In response to the aforementioned research needs, the present research concentrates on the conduction of a SLR aiming at: (i) the presentation and the description of the dominant categories and themes within the research area, (ii) the proposal of a conceptual framework that captures the interconnection between FSC sustainability/performance and BD applications by using an input-process-output (IPO) model, and (iii) the identification of the research gaps in order to propose a future research agenda providing novel insights into the needs of practitioners and academia. The SLR was developed based on a broad range of published literature on BD applications within FSCM context from both academic and practitioner perspective. The adoption of this method exhibits certain strengths in relation to the identification and categorization of the current research trends facilitating the development of concrete propositions for future research [25,26,27]. The ultimate goal of the research lies in presenting a conceptual framework that suggests an operational approach to BD application in a data-driven FSC based on the SLR findings. In this context, the following research questions have been formulated:
  • RQ1: How is the trend in BD applications within FSCM from 2010 and Onwards?
  • RQ2: What are the current main study themes in this research area?
  • RQ3: What are the current literature trends in BD applications within FSCM framework and how can they be categorized?
  • RQ4: How can the dominant categories be organized and analyzed?
The applied SLR protocol was based on the following five (5) main phases [25,26]: (1) research scope mapping, (2) search strategy, (3) identification and selection of research papers, (4) data extraction and (5) data analysis and synthesis. The research scope was formulated at the intersection of the broad terms of “Food Supply Chain Management” and “Big Data”. The search string adopted in our analysis involves the following:
(“Food Supply Chain Management” OR “Food Supply Chain” OR “Food Value Chain” OR “Food Demand Chain” OR “Cold Chain” OR “Food Retail Chain”)
AND
(“Big Data” OR “Data Analytics” “Descriptive Analytics” OR “Predictive Analytics” OR “Prescriptive Analytics”)
Based on the emerged search string, the search strategy was developed with a view to identifying the maximum number of qualified, relevant articles. In total, 1003 articles were identified and subject to the selection criteria. These articles were retrieved from Business Source Complete (EBSCO) (24 articles), Emerald Insight (153 articles), IEEE Xplore Digital Library (540 articles), and ScienceDirect (ELSEVIER) (286 articles). Subsequently, the exclusion and inclusion criteria were developed to justify the limitation of the retrieved articles. The total 1003 articles were filtered through the exclusion criteria resulting in the retainment of only full-text, scholarly-reviewed articles, published from 2010 and in English, and retrieved from academic journals that were solely related to the scope of the present research. Eventually, 402 articles fulfilled the criteria through the assessment stage (Figure 1).
The final assessment process of the 402 retained articles was based on three (3) steps that focused on the thorough screening of the (1) title, (2) abstract, and (3) full-text. Eventually, a numerical evaluation of the articles was implemented following Boland et al.’s [25] guide.

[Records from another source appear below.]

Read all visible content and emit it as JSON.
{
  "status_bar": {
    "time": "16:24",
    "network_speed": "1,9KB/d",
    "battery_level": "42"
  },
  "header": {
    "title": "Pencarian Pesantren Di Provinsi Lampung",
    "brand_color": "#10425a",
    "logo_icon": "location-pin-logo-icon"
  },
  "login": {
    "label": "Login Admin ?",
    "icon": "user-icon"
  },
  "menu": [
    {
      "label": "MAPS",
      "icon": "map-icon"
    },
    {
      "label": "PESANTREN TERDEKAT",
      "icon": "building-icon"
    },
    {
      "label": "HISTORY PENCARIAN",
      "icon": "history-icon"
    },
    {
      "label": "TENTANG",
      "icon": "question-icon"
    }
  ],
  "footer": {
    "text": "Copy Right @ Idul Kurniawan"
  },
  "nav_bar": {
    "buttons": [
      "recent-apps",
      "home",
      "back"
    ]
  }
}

A numerical scoring system applied for the final assessment of each article incorporating four (4) criteria: (1) the depth of the literature review, (2) the methodology that was implemented, (3) the relevance and the potential contribution to this study, and (4) the journal ranking. The final and potentially the most critical process of the SLR methodology relied strongly on the comparison and the summarization of all the data that derived from the retained articles in order to capture and map the existing relevant literature [26]. For the purposes of our research, we adopted text analytics techniques based on Microsoft Research application programming interfaces (APIs) presenting a heatmap of keywords and identifying the frequency of their appearance within the 31 selected articles. VOSviewer software was utilized in order to record and analyze the keywords appearance. The binary counting method resulted in the red areas depicted in Figure 2, indicating the most frequently appeared keywords, such as “food”, “supply chain”, and “big data”. These highly frequent keywords formulated the main research focus of the current study. The orange-colored areas illustrate the slightly less frequent keywords in the heat map, such as “quality”, “loss”, and “food supply chain”.
The numerical occurrences of the identified keywords are presented in Table 1 below based on the results produced by the previously described text analytics method.
These results could shed some light onto the current main study themes in this field providing the basis for addressing the formulated research questions. In this context, we proceeded into classifying the selected articles into clusters based on the most occurrent keywords of “quality”, “loss”, “agriculture”, “efficiency”, “sustainability”, and “city”.

3. Findings of Systematic Literature Review

As previously discussed, a total of 31 articles were selected as the core of the research area relating to BD applications in FSCM towards digital transformation. Throughout this section, the results that derived from the generic descriptive and content analysis are presented and systematically discussed. Each of the following subsections addresses a specific research question through the presentation of different charts and tables. The final subsection refers to the content analysis justifying the connection between the emerged insights and the proposed conceptual framework of a contemporary data-driven FSCM system.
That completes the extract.